What is a conservative interest rate for 401k? ›

As a result, keeping a realistic rate of return in mind can help you aim for a defined target. Many consider a conservative rate of return in retirement 10% or less because of historical returns.

What is conservative 401k? ›

When retirement experts talk about a 401(k) portfolio being too conservative, they mean how much is invested in bond funds or cash-like alternatives versus stocks – what's called asset allocation. If all or almost all of your retirement account is in bonds or CDs, it's conservative.

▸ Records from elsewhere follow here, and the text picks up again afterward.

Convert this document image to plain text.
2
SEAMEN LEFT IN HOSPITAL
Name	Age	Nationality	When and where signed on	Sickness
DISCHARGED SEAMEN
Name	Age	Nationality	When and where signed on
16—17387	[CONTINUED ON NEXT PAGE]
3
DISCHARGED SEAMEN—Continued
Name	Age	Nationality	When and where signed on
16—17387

When should I be more conservative with my 401k? ›

Almost Retirement: Your 50s and 60s

Since you're getting closer to retirement age, now is not the time to lose focus. If you spent your younger years putting money in the latest hot stocks, you need to be more conservative the closer you get to actually needing your retirement savings.

Should I move my 401k into something more conservative? ›

Shifting to a more conservative allocation in the retirement plan could be prudent. Perhaps you have built up more than enough savings to support your retirement and wish to pass on some of your assets to future generations. Multigenerational goals will require a different outlook.